The Wonderful Wurlitzer

Written by Meghan Gattignolo, Visitor Services Coordinator

A future visit to the Customs House Museum & Cultural Center may include the playful plinks of piano music resonating through the galleries. We recently accepted a donation to our permanent collection by Patricia Eisenmann Donahue; an original 1910 Wurlitzer Nickelodeon Player Piano.


Built in Cincinnati, Ohio before World War I, this player piano stood in the Tivoli Café and Grill in Cleveland. In its heyday, Wurlitzer pianos and organs were the height of musical technology. If you attended a movie theater or music hall during the first half of the twentieth century, chances are you would see a Wurlitzer organ. Even without Facebook ads or television, most people of the 1920s would recognize the name Wurlitzer. The name was almost synonymous with pianos and organs. 

Rudolph Wurlitzer immigrated to the United States from Germany in the mid-nineteenth century, bringing with him a deep family history of creating beautiful musical instruments. Wurlitzer started his business with importing his family’s instruments, but eventually moved to manufacturing in the US. Wurlitzer had a penchant for combining music with ever-changing technology, and competed early on to build the best jukebox. Their timeless machines can still be found around the country. Nickel-operated, or nickelodeon, musical instruments and phonographs were very popular precursors to the jukebox. 

The piano is nestled at the foot of the stairs on the Museum’s Lower Level, near the Huff & Puff Express Model Train exhibit. A beautiful dark oak instrument with a polychromatic stained-glass window above the keys, it’s difficult to ignore as you walk by. Mrs. Donahue inherited the piano from her father, but it was originally owned by her great-uncle Rudolph Eisenmann, owner of the Tivoli Café and Grill, from the mid-1910s to the 1930s. Mrs. Donahue’s Uncle Rudy managed to burden himself with gambling debt, offering his Wurlitzer as collateral in exchange for help from his father. While the debt was never repaid, at least the piano stayed in the family. The piano was brought to Tennessee in the 1980s and kept in excellent condition through the years. Aside from the modification of an electric motor in the mid-1970s, the rest of the piano is original. The mechanism that is required to activate the piano when a nickel is inserted does need to be repaired before it can be used, but other than that the piano is in fantastic shape for its age – a well-cared for and appreciated family heirloom. 

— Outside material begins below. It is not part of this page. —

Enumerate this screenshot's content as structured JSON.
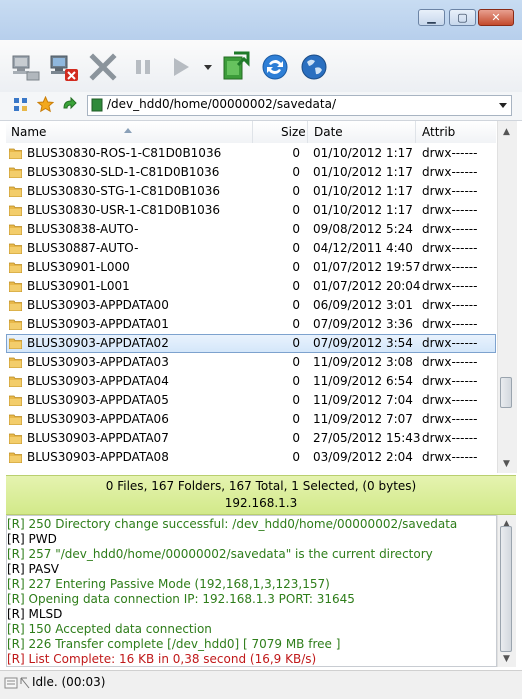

A silent museum allows for calm contemplation, but music can enhance the experience, too. The Lower Level of the Museum is rarely silent anyway, with the model trains clacking along their tracks and the echoes of voices from the floors above. Perhaps some piano music will add to the enjoyment while you absorb yourself in the fine art and wander through the 1840s Powers Log Home. Imagine enjoying a meal at the Tivoli Café and Grill a hundred years ago, excited to see this piano and get to play a song of your choice in a world without streaming music.